Ingold was sitting near the hearth at the head of the Icefalcon's bed, the Guards around him, his gestures expansive, relating some story that made Janus throw back his head with laughter.

A voice spoke at Gil's elbow. “Well, he's alive, anyway.”

She looked over and saw Rudy leaning against the wall on the other side of the curtained arch. His long hair was tied back, and that and the firelight made his rather aquiline face more hawklike than ever in the dim orange light. He had changed, she thought, since that night he had called the fire. Older, maybe. And not so much different as more like himself than he had been before.

“I'm worried about him, Rudy.”

“He's tough,” Rudy said, though his tone was uneasy. “He'll be okay. Hell, he'll probably outlive thee and me.” But he knew that this was not what she meant.

“What if he gets killed, Rudy?” Gil asked softly. “What happens to us then?”

He had turned his mind away from that thought time and time again, since the night in Karst when Ingold had disappeared, imprisoned by order of the council. He whispered, “Hell, I don't know.”

“That's what bothers me,” Gil went on, hooking her bony hands with their nicks and scars and practice-blisters through the beat-up leather of her sword belt. “That's what's bothered me all the way along. That maybe there's no going back.”

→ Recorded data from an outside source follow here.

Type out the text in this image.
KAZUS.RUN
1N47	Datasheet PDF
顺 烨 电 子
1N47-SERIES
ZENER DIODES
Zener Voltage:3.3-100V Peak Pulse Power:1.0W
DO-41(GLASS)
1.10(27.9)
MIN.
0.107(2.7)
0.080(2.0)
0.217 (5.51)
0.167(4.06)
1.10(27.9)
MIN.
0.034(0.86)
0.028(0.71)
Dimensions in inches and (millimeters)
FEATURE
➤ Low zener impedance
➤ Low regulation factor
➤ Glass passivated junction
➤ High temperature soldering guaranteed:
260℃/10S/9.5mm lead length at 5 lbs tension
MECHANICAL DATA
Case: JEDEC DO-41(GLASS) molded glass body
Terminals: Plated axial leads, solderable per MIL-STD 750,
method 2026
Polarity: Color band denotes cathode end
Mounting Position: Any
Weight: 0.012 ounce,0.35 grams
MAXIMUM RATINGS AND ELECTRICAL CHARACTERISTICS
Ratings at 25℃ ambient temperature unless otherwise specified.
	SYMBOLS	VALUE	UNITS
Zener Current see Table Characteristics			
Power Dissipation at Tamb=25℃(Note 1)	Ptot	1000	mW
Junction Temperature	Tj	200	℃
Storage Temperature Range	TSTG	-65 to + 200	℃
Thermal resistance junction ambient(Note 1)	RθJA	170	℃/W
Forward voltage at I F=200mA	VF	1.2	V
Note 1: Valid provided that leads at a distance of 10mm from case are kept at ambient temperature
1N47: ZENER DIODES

The question is the answer, Rudy thought. The question is always the answer. “But there's no going back from anything we do,” he said. “Not from anything we are. It changes us, good and bad. What it is, we become. If we're stuck, we're stuck. Would that be so bad? I've found my power here, Gil, what I've always been looking for. And a lady in ten million. And you… ”

“A home,” Gil said simply, realizing the truth. “What I've always been looking for.”

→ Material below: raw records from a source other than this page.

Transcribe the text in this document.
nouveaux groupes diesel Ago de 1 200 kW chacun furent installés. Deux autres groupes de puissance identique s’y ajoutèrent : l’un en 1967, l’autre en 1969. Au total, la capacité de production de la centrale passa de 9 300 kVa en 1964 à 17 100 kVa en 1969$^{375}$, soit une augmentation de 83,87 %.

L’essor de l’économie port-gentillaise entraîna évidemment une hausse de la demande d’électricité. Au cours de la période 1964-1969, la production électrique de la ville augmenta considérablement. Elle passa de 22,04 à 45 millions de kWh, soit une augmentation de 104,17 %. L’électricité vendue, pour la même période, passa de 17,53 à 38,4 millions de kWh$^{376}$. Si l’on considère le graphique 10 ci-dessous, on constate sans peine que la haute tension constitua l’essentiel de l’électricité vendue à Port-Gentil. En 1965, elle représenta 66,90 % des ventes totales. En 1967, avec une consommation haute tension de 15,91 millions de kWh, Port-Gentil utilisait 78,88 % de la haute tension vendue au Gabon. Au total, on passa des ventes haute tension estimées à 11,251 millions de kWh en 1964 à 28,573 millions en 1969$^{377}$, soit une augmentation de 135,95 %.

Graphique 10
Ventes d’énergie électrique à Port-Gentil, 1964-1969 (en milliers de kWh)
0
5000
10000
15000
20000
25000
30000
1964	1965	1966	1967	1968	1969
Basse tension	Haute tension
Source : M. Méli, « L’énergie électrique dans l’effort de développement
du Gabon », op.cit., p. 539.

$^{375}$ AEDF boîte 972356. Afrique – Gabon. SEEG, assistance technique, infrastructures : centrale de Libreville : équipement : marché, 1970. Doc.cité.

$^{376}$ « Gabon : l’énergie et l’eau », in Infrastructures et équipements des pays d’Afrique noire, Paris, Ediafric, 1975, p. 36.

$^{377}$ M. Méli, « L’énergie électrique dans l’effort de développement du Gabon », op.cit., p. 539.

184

And suddenly, unexpectedly, Gil began to laugh. Not hysterically, or nervously, but with a soft, wholehearted chuckle of genuine amusement. Rudy could not remember ever seeing her laugh. It darkened her frost-gray eyes to blue and softened the bony hardness of her white face.

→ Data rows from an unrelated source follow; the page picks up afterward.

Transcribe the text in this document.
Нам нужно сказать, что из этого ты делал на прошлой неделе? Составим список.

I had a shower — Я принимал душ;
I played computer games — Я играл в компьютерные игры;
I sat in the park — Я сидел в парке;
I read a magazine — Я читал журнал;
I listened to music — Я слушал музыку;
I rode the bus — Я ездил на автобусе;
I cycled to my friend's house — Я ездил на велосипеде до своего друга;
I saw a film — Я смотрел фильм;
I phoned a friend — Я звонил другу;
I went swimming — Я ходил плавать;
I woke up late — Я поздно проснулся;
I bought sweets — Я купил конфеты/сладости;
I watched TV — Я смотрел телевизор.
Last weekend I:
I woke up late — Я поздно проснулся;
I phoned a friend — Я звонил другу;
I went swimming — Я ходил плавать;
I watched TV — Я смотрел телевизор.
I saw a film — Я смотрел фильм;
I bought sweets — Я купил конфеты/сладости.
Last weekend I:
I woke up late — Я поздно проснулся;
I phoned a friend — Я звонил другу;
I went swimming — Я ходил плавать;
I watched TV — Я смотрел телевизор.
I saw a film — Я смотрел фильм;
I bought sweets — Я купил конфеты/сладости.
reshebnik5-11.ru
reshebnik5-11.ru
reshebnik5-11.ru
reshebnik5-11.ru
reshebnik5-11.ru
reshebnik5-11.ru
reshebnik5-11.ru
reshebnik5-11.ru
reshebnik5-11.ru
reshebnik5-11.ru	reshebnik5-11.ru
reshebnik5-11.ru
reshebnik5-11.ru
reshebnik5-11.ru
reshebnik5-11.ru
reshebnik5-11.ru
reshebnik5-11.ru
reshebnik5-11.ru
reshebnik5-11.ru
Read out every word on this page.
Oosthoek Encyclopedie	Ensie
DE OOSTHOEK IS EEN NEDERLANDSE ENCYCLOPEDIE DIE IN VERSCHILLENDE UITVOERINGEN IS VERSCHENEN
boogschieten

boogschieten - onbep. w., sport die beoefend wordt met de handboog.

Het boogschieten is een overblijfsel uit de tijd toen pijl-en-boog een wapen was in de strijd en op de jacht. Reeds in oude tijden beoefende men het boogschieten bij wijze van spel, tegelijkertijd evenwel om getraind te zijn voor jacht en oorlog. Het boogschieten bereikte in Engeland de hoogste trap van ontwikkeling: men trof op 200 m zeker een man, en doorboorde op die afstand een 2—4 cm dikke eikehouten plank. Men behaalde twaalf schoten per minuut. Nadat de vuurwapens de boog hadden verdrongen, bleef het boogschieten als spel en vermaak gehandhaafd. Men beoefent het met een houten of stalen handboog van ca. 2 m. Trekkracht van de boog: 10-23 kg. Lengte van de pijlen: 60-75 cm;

“And my advisor will love it.” She grinned up at him. “What a Ph.D. thesis! ”Effects of Subterranean Incursions on Preindustrial Culture.“ ”

“I'm not kidding,” Rudy protested, still astonished at how changed she was, how beautiful, scars and swords and all.

“Neither am I.” And she laughed again.

Rudy shook his head, amazed at the difference in her. “So tell me truthfully,” he said. “Would you go back from this? If it was a choice between the other world and what you have and where you are now, and if this had all never been—would you go back?”

Gil looked at him consideringly for a moment. Then she turned her eyes back to the hearth, to Ingold, his warm, rasping voice holding his listeners enspelled, to the firelight on the faces of the Guards and the blackness of the shadows beyond, and, past that, to the dark weight of the Keep, the night it held within its walls, and the shifting, wind-stirred night that waited outside. “No,” she said finally. “I think I must be crazy to say so, but no, I wouldn't.”

“Lady.” Rudy grinned, touching the emblem of the Guards she bore on her shoulder. “If you weren't crazy, you wouldn't be wearing that.”

Gil looked him speculatively up and down. “You know, for a punk you have a lot of class.”

“For a spook,” Rudy said gravely, “it's real perceptive of you to notice.”

The two of them went to join Ingold by the fire.